Yields on 10-year Japanese government bonds (JGBs) surged to 2.49% – their highest level in nearly three decades – following the US announcement of a blockade of the Strait of Hormuz.
Compared to the end of last week, yields have increased by 5.5 basis points. Previously, the 2.44% threshold was XEM a "hard ceiling" for the market – last seen in 1998 – when the Japanese Ministry of Finance's trust fund manager stopped buying government bonds.
US crude oil prices rose to $105.63 a barrel at the start of the week, following the collapse of negotiations between the US and Iran. President Donald Trump subsequently announced that the US Navy would blockade the Strait of Hormuz to ships paying fees to Iran.
This move has heightened concerns about global energy supply, thereby driving up inflation expectations – a factor that directly puts pressure on the bond market.
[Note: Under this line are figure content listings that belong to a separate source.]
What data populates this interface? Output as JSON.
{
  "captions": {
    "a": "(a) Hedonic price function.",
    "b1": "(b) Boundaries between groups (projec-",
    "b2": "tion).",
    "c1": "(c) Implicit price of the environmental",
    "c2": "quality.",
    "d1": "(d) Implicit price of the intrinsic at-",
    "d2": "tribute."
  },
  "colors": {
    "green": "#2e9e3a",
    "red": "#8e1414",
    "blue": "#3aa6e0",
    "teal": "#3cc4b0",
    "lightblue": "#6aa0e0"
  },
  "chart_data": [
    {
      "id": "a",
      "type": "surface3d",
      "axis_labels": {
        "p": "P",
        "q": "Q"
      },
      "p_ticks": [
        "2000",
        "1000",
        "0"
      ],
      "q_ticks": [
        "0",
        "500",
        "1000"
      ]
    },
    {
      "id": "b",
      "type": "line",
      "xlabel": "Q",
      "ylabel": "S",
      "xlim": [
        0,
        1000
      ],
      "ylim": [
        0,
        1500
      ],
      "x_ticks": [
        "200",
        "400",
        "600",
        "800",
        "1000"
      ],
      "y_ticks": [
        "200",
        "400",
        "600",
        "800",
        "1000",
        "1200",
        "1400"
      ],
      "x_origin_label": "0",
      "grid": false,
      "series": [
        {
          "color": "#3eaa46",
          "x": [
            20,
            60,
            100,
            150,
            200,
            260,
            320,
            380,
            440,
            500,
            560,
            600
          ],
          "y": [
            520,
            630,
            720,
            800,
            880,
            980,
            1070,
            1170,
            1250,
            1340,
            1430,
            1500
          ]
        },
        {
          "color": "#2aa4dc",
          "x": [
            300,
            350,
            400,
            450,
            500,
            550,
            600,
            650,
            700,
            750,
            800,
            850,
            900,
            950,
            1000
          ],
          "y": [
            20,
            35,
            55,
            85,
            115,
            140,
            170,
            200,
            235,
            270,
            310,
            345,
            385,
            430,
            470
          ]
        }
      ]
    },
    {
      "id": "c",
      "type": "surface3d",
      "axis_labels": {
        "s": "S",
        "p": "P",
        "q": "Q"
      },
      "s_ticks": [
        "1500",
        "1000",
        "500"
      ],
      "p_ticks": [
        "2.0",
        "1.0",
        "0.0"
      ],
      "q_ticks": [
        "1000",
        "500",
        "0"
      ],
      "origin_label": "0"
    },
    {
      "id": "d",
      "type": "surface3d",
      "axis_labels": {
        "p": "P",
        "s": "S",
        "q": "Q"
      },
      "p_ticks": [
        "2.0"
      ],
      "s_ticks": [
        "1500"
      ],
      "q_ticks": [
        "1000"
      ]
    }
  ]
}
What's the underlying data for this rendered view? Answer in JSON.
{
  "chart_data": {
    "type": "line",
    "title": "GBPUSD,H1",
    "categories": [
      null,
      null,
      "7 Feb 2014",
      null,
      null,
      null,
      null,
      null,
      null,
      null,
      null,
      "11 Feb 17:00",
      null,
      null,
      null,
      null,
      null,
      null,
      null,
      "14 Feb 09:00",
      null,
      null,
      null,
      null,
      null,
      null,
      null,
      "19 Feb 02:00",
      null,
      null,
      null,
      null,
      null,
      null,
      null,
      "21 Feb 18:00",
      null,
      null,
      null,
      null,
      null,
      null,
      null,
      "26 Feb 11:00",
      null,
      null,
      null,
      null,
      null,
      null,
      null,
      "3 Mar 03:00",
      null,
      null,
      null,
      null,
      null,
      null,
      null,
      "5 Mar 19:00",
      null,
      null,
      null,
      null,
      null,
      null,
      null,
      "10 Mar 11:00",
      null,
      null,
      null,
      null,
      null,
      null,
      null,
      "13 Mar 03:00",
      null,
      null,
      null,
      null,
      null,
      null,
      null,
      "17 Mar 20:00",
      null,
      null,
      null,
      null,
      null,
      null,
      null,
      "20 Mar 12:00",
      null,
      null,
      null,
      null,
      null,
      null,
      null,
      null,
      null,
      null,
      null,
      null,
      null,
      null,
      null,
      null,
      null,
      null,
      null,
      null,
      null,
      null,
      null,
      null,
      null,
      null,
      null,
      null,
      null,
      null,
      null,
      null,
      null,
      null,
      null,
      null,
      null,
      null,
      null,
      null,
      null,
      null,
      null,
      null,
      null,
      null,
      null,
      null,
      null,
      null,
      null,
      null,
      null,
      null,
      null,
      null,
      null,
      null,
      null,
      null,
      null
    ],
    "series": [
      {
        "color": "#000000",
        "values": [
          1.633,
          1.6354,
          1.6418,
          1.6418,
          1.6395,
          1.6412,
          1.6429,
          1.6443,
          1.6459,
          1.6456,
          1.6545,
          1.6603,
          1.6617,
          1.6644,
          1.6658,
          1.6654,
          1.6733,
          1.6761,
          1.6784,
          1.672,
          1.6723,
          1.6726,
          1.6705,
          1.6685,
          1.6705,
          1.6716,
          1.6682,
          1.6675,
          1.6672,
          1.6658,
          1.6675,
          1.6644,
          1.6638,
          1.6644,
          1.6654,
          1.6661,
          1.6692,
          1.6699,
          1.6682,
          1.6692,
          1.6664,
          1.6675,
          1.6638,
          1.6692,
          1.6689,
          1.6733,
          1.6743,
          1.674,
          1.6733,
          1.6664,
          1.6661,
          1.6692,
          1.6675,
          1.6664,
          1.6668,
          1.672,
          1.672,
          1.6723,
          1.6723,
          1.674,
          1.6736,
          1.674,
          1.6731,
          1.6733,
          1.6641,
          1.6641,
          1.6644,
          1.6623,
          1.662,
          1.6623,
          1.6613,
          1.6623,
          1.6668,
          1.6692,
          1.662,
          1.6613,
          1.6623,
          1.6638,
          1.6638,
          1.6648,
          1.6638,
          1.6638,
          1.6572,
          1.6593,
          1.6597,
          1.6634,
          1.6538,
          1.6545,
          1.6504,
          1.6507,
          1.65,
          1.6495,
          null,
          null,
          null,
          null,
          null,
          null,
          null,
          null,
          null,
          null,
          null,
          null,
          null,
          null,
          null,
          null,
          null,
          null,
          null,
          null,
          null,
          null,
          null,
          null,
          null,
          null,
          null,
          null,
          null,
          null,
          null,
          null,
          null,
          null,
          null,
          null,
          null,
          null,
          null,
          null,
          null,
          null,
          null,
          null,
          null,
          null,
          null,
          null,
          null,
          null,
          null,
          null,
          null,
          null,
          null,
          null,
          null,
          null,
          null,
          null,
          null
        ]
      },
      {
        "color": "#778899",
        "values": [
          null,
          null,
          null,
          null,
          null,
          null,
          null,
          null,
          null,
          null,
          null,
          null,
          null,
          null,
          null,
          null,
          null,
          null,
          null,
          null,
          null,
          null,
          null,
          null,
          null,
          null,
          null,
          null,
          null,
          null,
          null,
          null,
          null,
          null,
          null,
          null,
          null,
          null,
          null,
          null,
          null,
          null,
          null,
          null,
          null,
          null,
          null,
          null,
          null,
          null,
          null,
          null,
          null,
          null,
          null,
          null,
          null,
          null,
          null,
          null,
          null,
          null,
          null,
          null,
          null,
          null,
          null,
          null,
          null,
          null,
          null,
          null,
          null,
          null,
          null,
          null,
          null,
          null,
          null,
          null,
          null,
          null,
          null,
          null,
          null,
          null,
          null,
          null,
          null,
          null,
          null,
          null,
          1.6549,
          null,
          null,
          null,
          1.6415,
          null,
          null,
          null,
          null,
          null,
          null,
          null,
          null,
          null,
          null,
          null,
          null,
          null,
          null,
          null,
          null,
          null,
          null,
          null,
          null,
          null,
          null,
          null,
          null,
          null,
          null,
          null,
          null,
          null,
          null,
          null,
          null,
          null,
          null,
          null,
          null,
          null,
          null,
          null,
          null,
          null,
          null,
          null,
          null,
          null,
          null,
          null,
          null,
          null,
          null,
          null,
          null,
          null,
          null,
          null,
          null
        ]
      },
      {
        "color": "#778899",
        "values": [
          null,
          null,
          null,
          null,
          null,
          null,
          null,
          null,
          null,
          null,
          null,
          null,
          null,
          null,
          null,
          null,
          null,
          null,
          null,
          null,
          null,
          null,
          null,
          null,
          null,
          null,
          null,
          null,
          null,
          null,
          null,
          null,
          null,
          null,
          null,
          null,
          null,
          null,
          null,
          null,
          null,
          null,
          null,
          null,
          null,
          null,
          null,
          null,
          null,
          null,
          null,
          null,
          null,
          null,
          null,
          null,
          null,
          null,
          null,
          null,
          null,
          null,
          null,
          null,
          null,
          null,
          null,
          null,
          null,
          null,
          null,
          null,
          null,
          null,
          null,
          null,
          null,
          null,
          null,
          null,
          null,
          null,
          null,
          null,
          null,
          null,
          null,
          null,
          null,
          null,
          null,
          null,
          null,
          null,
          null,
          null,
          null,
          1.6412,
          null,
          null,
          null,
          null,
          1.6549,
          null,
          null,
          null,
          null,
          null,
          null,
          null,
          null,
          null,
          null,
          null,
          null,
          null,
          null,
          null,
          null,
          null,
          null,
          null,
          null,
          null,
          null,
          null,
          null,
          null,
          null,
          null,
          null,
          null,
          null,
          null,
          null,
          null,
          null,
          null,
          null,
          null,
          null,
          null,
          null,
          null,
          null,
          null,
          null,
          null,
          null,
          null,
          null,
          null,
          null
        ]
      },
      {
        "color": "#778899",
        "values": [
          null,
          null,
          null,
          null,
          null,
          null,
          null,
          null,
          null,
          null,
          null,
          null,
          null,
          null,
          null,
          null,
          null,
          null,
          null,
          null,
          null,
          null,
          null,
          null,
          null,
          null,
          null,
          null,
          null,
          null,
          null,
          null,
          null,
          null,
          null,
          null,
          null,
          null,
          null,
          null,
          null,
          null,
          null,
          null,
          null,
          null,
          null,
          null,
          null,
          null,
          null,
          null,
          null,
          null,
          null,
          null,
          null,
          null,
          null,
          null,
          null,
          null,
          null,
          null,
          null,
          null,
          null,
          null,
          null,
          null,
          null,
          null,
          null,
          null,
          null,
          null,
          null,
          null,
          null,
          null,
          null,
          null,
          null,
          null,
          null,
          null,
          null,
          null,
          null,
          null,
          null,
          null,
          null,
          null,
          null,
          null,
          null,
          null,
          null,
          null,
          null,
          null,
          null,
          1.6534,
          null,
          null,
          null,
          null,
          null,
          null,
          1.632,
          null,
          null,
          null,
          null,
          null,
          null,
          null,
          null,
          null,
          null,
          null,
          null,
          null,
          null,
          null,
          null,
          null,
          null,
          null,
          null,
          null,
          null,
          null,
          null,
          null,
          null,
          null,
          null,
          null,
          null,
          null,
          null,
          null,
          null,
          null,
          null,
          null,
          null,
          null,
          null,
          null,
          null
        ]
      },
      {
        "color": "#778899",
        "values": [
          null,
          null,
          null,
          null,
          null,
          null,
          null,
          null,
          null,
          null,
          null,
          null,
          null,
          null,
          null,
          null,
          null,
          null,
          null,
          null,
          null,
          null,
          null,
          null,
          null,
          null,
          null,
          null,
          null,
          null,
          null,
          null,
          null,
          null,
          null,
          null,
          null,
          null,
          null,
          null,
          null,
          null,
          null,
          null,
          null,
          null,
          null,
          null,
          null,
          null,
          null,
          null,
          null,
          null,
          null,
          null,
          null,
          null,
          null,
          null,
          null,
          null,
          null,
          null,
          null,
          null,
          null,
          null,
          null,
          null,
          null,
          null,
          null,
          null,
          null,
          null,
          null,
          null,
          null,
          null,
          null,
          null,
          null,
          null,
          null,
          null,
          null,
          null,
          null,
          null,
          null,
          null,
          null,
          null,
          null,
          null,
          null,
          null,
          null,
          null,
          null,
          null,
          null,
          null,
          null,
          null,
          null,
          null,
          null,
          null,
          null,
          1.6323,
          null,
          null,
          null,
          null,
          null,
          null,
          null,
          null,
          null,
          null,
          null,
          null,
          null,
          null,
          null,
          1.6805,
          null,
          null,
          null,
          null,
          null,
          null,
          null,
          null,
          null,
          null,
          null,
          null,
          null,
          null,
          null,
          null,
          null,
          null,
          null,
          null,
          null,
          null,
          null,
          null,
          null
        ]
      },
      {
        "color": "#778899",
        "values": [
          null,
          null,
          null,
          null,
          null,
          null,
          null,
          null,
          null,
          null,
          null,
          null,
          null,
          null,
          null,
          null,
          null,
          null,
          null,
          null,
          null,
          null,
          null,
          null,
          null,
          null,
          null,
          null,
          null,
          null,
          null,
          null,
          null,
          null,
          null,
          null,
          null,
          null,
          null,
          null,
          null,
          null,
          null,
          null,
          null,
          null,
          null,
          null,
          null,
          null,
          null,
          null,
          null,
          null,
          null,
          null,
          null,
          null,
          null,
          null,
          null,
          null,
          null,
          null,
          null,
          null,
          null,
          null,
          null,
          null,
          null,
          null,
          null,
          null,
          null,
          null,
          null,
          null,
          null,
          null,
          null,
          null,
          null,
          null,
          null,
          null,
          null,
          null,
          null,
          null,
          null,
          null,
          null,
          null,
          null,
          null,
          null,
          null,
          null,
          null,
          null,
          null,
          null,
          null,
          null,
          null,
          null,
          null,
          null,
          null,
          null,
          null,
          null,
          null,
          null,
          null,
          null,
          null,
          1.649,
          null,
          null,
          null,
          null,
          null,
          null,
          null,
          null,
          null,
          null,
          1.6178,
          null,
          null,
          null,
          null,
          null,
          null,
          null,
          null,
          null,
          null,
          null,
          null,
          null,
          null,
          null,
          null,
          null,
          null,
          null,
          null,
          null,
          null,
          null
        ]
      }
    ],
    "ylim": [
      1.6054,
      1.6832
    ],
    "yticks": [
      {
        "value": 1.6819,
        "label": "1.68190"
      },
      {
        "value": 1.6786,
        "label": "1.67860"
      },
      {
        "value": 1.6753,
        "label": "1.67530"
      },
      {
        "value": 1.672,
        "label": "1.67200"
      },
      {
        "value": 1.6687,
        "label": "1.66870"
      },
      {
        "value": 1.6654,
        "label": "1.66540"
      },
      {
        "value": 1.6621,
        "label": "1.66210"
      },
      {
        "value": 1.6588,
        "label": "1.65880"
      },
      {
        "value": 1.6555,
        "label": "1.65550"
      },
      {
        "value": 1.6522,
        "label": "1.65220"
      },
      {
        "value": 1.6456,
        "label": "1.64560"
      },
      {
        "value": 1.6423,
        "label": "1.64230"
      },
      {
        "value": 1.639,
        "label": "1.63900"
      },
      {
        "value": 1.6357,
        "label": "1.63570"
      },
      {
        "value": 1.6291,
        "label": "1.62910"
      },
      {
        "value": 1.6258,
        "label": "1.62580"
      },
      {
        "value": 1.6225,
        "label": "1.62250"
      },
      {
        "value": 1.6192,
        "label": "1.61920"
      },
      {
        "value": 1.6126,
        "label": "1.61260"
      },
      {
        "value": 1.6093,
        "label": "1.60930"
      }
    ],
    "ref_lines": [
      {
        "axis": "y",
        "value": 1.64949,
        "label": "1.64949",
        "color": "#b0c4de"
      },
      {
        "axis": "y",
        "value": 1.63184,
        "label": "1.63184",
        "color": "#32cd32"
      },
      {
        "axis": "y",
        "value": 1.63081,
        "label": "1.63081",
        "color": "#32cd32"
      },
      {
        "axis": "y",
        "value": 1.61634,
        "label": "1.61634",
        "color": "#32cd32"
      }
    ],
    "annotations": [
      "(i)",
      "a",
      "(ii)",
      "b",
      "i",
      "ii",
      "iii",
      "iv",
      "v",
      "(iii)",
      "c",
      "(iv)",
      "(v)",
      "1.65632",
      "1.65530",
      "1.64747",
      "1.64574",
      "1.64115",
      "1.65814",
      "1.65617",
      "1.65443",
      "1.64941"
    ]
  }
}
Japanese bond yields surge after nearly three decades (Graphic: Nikkei Asia)
The market is currently betting that the Bank of Japan (BOJ) will have to raise interest rates at its policy meeting on April 27-28.
Besides oil prices, the weakening yen is also contributing to exacerbating inflationary pressure. According to Tsuyoshi Ueno, an expert at the NLI Research Institute, high oil prices combined with a stronger US dollar could widen Japan's trade deficit, thereby providing further justification for the BOJ to tighten monetary policy.
In fact, long-term Japanese bond yields have been on an upward trend since 2022, when the BOJ began adjusting its policy and raising interest rates after decades of staying near 0% since 1999.
Japan's core inflation has also largely remained above the BOJ's 2% target since April 2022, with the exception of February this year – a period affected by energy subsidy programs.
According to Mr. Ueno, rising interest rates could put pressure on the Japanese economy by slowing down business and real estate investment. At the same time, financial institutions could face unrealized losses as bond prices fall. Conversely, households could benefit from higher deposit and investment yields.
However, the long-term consequences could be increased inequality: the gap between those with and without assets will widen, while younger generations will face higher mortgage costs.